Kadiyânîlik'in temel görüşleri, Mirza Gulam Ahmet'in mesihlik, mehdilik, nebilik gibi iddiaları çevresinde toplanır. Bu iddialar, kendi bağlılarının bile ancak bir bölümünce kabul görebilmiştir. İman esaslarına ilişkin görüşleri Eş'ari ve Maturidi kelâmcılarının görüşlerinden bir ayrılık taşımaz. Onlara göre iman, Kur'ân'da kullanıldığı gibi Allah'ın birliğini dil ile ikrar ya da kalb ile tasdik etmek, Hz. Muhammed'in getirdiği hakikatlere sağlam bir şekilde inanmak veya hayırlı amellerde bulunmak, kabul edilen esasları hayata tatbik etmek yahut bu üçünün birliğine işaret eden inançtır. Amentüde ifade edilen iman esasları aynen kabul edilir. İslâm'ın şartları konusunda da tamamen Hanefi mezhebine uyarlar. Lahor kolu, fıkıh alanında farklı olarak ictihad kapısının sürekli açık olduğu görüşünü benimsemiştir. Sünnî mezheplerle en önemli ayrılık konularından birisini cihad konusundaki düşünceleri oluşturur. Buna göre kılıçla cihad devri geçmiştir. İslâm'ın yayılması için cihad kalem ve dua ile yapılmalıdır. Bu konudaki tutumları İngilizlerin önemli ölçüde işlerine yaramış, bağımsızlık mücadelesi veren müslümanların ise zararına olmuştur.

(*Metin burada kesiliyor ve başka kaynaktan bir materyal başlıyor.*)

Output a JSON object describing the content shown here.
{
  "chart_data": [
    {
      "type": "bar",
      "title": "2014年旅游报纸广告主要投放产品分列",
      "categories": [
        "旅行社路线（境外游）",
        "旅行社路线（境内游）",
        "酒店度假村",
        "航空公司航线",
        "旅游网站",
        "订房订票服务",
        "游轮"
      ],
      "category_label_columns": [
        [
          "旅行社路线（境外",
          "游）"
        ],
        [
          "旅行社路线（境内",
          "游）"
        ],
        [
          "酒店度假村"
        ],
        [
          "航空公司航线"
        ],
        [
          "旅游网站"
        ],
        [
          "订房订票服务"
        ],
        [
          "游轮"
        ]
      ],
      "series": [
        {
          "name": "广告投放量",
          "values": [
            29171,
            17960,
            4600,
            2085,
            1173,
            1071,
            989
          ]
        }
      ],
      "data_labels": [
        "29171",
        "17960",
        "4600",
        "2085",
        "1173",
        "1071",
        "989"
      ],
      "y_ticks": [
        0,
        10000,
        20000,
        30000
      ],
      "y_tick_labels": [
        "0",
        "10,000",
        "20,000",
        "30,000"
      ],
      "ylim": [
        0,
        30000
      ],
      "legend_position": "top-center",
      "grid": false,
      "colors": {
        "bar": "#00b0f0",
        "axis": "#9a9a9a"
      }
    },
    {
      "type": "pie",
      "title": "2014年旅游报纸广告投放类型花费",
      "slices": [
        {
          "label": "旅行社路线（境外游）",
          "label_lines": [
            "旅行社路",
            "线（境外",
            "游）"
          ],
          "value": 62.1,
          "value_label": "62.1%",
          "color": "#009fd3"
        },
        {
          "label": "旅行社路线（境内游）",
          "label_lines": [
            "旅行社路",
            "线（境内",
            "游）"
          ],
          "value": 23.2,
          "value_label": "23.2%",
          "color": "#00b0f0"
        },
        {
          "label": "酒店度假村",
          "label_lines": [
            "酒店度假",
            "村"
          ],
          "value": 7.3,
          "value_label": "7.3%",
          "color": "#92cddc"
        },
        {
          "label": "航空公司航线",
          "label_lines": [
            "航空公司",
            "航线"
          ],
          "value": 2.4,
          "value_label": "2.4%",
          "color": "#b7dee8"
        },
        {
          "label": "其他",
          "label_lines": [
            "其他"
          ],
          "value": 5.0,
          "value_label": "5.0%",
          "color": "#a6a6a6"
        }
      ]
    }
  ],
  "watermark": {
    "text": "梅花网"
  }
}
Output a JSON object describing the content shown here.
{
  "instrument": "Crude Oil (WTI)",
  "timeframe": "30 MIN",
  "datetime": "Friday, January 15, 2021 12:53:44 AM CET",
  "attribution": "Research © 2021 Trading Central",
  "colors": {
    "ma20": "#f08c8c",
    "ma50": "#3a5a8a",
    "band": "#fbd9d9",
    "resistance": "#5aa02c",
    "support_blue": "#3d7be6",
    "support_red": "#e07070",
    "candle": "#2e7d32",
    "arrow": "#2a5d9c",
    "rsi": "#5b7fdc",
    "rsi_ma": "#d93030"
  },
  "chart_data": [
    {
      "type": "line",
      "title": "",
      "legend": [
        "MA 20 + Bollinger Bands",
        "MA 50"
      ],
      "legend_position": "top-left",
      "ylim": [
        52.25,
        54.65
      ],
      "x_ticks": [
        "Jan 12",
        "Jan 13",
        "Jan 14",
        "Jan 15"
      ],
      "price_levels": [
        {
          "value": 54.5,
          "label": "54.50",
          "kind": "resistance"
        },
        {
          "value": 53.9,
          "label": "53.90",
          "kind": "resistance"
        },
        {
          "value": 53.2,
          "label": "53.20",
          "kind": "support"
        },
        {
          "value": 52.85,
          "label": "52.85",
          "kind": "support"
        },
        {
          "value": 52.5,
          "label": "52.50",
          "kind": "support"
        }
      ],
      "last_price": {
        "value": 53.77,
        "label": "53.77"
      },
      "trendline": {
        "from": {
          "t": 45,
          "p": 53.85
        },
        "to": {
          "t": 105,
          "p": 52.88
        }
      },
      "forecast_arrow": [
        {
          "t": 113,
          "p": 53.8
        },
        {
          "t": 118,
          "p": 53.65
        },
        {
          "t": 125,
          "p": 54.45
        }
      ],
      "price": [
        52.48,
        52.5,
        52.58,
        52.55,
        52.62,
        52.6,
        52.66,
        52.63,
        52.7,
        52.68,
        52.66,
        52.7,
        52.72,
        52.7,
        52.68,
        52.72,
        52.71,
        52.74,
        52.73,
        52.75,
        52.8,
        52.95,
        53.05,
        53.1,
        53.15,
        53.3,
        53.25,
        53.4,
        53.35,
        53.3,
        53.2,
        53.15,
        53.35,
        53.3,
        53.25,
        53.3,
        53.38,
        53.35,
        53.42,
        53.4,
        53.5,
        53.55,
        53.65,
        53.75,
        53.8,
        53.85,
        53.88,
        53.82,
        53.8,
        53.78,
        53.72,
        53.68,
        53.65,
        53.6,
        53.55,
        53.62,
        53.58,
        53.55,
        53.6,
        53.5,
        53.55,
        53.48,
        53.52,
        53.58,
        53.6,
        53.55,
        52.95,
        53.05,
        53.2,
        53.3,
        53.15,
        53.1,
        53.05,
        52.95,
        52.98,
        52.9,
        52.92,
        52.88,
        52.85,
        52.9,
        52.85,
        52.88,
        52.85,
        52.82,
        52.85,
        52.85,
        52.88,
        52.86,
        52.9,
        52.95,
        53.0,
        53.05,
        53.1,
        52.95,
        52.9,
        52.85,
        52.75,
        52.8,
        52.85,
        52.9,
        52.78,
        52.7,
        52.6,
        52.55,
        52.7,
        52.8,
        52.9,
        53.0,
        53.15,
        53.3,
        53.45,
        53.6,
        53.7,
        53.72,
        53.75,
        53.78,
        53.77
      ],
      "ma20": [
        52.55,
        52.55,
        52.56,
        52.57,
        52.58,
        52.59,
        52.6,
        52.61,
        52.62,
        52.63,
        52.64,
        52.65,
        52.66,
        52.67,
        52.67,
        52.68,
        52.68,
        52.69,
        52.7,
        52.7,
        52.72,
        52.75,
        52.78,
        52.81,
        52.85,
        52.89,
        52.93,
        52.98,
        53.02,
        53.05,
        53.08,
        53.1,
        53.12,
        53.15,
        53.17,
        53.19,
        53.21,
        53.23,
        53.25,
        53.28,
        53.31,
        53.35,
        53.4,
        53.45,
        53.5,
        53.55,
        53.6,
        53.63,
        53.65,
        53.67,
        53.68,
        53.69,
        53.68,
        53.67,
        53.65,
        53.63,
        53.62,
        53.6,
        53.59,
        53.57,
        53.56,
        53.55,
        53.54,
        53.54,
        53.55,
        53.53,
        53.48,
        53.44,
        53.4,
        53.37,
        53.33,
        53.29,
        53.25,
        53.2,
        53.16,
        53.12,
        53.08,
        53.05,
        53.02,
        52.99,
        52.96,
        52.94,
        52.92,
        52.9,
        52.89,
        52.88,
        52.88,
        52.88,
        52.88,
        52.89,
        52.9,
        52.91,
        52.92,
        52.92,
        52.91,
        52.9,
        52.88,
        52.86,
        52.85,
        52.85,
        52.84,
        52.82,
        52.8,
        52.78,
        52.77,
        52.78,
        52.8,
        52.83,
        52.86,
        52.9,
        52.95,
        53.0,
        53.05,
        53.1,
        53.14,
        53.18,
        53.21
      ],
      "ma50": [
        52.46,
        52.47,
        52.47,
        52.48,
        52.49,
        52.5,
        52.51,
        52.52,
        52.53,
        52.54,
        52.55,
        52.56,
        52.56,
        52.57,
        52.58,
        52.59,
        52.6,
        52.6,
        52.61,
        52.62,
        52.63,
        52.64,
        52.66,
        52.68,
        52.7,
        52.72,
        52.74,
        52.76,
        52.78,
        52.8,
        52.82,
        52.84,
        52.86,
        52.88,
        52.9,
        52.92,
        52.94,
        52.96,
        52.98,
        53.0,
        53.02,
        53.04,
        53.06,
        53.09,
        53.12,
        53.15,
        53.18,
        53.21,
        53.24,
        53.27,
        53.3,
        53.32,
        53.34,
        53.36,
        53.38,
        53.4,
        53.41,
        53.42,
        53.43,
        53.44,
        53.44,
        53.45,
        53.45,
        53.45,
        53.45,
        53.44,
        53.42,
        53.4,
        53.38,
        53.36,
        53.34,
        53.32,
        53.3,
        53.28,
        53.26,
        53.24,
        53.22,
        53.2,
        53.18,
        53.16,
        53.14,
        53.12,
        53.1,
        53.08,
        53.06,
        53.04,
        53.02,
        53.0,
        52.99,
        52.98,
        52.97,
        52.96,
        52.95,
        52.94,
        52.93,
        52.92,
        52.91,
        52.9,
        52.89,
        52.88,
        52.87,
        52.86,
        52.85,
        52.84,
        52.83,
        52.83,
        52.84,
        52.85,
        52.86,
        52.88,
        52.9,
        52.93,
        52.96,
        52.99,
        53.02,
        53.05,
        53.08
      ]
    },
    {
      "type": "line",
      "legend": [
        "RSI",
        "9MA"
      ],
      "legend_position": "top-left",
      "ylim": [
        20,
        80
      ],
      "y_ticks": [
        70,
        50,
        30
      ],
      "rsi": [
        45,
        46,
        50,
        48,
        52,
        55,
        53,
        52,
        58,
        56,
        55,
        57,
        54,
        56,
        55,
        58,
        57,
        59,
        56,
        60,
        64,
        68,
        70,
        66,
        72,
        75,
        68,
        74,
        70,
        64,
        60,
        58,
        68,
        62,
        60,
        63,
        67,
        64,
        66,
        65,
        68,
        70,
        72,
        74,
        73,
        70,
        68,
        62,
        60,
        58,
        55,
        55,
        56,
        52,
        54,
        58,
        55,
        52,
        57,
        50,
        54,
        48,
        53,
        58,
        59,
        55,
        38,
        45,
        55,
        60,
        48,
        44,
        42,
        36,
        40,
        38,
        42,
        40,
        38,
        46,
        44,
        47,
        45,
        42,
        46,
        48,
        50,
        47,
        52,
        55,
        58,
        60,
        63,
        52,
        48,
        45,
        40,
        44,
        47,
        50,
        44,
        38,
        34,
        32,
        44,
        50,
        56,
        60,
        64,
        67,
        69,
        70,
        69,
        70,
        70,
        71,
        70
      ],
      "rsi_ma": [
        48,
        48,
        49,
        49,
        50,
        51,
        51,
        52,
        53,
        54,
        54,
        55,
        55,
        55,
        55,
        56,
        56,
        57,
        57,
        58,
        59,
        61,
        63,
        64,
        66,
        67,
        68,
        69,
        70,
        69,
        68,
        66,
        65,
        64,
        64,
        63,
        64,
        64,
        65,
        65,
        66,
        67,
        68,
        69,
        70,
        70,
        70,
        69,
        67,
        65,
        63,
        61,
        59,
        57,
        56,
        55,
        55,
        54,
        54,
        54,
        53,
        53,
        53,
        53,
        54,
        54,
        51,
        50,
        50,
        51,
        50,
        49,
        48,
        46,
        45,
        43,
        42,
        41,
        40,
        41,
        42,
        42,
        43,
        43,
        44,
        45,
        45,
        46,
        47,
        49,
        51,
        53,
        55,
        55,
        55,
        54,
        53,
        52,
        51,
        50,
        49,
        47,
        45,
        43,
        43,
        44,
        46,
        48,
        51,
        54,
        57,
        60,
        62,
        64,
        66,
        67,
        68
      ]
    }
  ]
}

Kadiyânîlik'in Lahor kolu, Mirza Gulam Ahmet'in nebîlik iddialarını şiddetle eleştirmesi ve İslâm dışı görüşlere iltifat etmemesi nedeniyle İslâm sınırları içinde kalan bir hareket olarak değerlendirilmelidir. Bu kolun düşünceleri için, ilk liderlerinden Mevlana Muhammed Ali'nin, Naciye Hamdi Akseki tarafından Türkçe'ye çevrilen ve Ahmet Hamdi Akseki'nin notlarıyla zenginleştirilerek İslam Dini adıyla iki cilt halinde basılan (İstanbul 1942-1946) eserine bakılabilir. Buna karşılık Kadiyân kolu, ibadet konusundaki titizliklerine rağmen nübüvvet konusundaki inançları nedeniyle İslâm dışı bir çizgiye düşmüştür. Nitekim bu nedenle Kadiyânîlik Pakistan'da parlamentonun aldığı bir kararla (7 Eylül 1974) "İslâm dışı azınlık" ilan edilmiştir.

Kadiyânîler 1913 yılından başlayarak Avrupa'da çeşitli misyonlar kurdular. İngiltere, Hollanda, Batı Almanya, Danimarka, ispanya ve İsviçre'de, daha sonra Güney Amerika ve Birleşik Devletler'de, Asya ve Pasifik adalarında ve özellikle Afrika'nın hemen her bölgesinde çalışmalarını sürdüren oldukça etkili misyonları vardır. Bugün dünyada iki-on milyon arasında Kadiyâni olduğu sanılmaktadır.